SMPN 19 Bekasi Berjaya di LKB 2013

Updated on 1 Feb 2016 @ 16:09 by Editorial Staff | 861 Views

Langit mendung Kota Depok, Minggu sore 22 Juni 2013, tak mampu meredam euforia regu putra-putri pramuka SMPN 19 Bekasi yang berhasil memboyong Piala Bergilir Gerakan Pramuka Kwartir Nasional dan Kwartir Daerah Jawa Barat sebagai Juara Umum Pangkalan Terbaik Lomba Kejar Bintang (LKB) 2013 SMPN 2 Depok. Kemenangan ini sudah dinanti sejak dua tahun lalu. Apalagi bagi beberapa anggota regu yang duduk di kelas 9, kegiatan ini merupakan lomba penutup keikusertaan mereka sebagai penggalang. “Makanya kami termotivasi banget untuk mempersembahkan kado terindah,” ujar Mario Gunawan, pelatih pramuka SMP 19 Bekasi.

Sementara itu, Juara Umum Pangkalan Terbaik LKB 2011 SMPN 9 Jakarta harus puas di posisi kedua. Namun, mereka berhasil menjuarai Wide Game Putra sekaligus merebut Piala Bergilir Gerakan Pramuka Kwartir Cabang Kota Depok sebagai Juara Umum Regu. Di kategori yel-yel, SMPN 76 Jakarta berjaya dengan menyabet Piala Bergilir Kapolres Kota Depok sebagai Juara Umum Yel.

Sebanyak 59 regu pramuka penggalang dari 23 pangkalan SMP/MTs se-Jawa Barat, Banten, dan DKI Jakarta turut ambil bagian dalam lomba dwitahunan ini. Setiap pangkalan mengirimkan maksimum dua regu putra dan dua regu putri yang masing-masing terdiri atas delapan penggalang. LKB 2013 menggunakan sistem kedai yang memperlombakan tak kurang dari 18 mata lomba terbagi ke dalam lima pos. “Untuk (setiap) materi (lomba) peserta dipencar dan setelah materi kembali lagi,” terang Deri Supriadi Koesworo, Ketua Panitia LKB 2013.
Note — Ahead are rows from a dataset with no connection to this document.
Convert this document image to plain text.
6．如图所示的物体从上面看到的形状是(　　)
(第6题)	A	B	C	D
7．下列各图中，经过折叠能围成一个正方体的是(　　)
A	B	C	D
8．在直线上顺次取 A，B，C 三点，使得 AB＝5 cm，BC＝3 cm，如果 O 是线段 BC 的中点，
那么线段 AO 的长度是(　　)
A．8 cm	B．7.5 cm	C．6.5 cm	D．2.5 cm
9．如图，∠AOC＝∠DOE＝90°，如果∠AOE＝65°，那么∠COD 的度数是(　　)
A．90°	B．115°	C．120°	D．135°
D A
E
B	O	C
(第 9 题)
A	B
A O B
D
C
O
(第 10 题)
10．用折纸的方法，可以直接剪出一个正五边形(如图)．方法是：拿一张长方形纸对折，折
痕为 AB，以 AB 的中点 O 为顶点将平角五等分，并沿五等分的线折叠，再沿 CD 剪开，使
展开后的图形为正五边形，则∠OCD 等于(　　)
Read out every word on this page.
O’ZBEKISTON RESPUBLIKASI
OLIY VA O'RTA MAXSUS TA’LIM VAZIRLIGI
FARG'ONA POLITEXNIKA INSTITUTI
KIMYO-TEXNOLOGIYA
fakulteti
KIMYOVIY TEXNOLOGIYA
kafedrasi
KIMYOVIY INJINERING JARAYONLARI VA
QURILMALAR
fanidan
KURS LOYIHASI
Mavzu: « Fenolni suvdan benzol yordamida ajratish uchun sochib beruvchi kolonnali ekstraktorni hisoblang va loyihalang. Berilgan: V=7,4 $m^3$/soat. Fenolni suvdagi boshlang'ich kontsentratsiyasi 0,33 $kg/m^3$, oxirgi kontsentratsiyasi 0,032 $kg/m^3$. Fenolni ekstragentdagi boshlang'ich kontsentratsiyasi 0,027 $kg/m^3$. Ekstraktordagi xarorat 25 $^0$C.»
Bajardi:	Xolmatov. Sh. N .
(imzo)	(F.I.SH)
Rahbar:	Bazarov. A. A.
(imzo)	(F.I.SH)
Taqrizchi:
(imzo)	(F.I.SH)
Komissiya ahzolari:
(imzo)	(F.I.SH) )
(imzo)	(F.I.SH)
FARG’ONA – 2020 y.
Suasana kompetisi pun sangat kental selama lomba berlangsung. “Lawannya itu membangkitkan semangat, jadinya termotivasi,” aku Hilda Herenza pemimpin regu (pinru) dari SMPN 9 Depok.  Beberapa nomor lomba pun mempunyai tingkat kesulitan berbeda. Bagi Shaumi Alfina, pinru dari SMPN 9 Depok, nomor lomba menaksir di Pos 3 sangat menantang. “Salah sedikit saja, hasilnya pasti beda,” ungkapnya.

Selain menjadi ajang bertemu antarpangkalan, LKB bertujuan mengasah keterampilan para pramuka penggalang. “Lomba kayak gini harus ada untuk melatih kekompakan, daya tahan, ketelitian, dan keterampilan,” ungkap Safira Azizah, pinru Black Orchid dari SMP 178 Jakarta Selatan. Ia juga mengaku memperoleh pengetahuan baru di LKB 2013, seperti materi pionering karikatur, menaksir menggunakan tongkat, dan lain-lain. “Itu ilmu banget,” tambahnya.

LKB sendiri sudah eksis sejak dua dekade lalu, namun sifatnya masih internal se-Kota Depok. Lomba ini pun sempat lama vakum. Keikutsertaan SMPN 2 Depok di berbagai lomba pramuka di Jabodetabek mendorong inisiatif untuk menghidupkan kembali LKB sekaligus menjawab tantangan menjadi tuan rumah. “Kita juga ingin mengajarkan pada adik-adik kita cara berorganisasi dan membuat sebuah event,” jelas Anang Kusuma, pembina pramuka SMPN 2 Depok sekaligus Ketua Panitia LKB 2011. Meski dengan persiapan yang terbilang singkat, Gudep 01.029-01.030 ini berhasil menggelar LKB 2011. Ajang ini kemudian dijadikan sebagai acara rutin SMPN 2 Depok.

Kesuksesan LKB 2013 ini memang tak lepas dari dukungan para alumni SMPN 2 Depok. “Kakak-kakak (alumni) ini memang sangat kami banggakan,” ungkap Marwiyah, pembina pramuka SMPN 2 Depok. Hal ini juga diamini oleh Ketua Kwarcab Depok Sario Sabini yang menilai kegiatan ini bagus dan pembinaan yang dilakukan oleh SMPN 2 Depok berhasil. Pasalnya, setelah menempuh dunia penggalang, para alumni tidak begitu saja meninggalkan gugus depannya. “Mereka mengikat kembali menjadi anggota ambalan,” kata Kak Sario, bangga.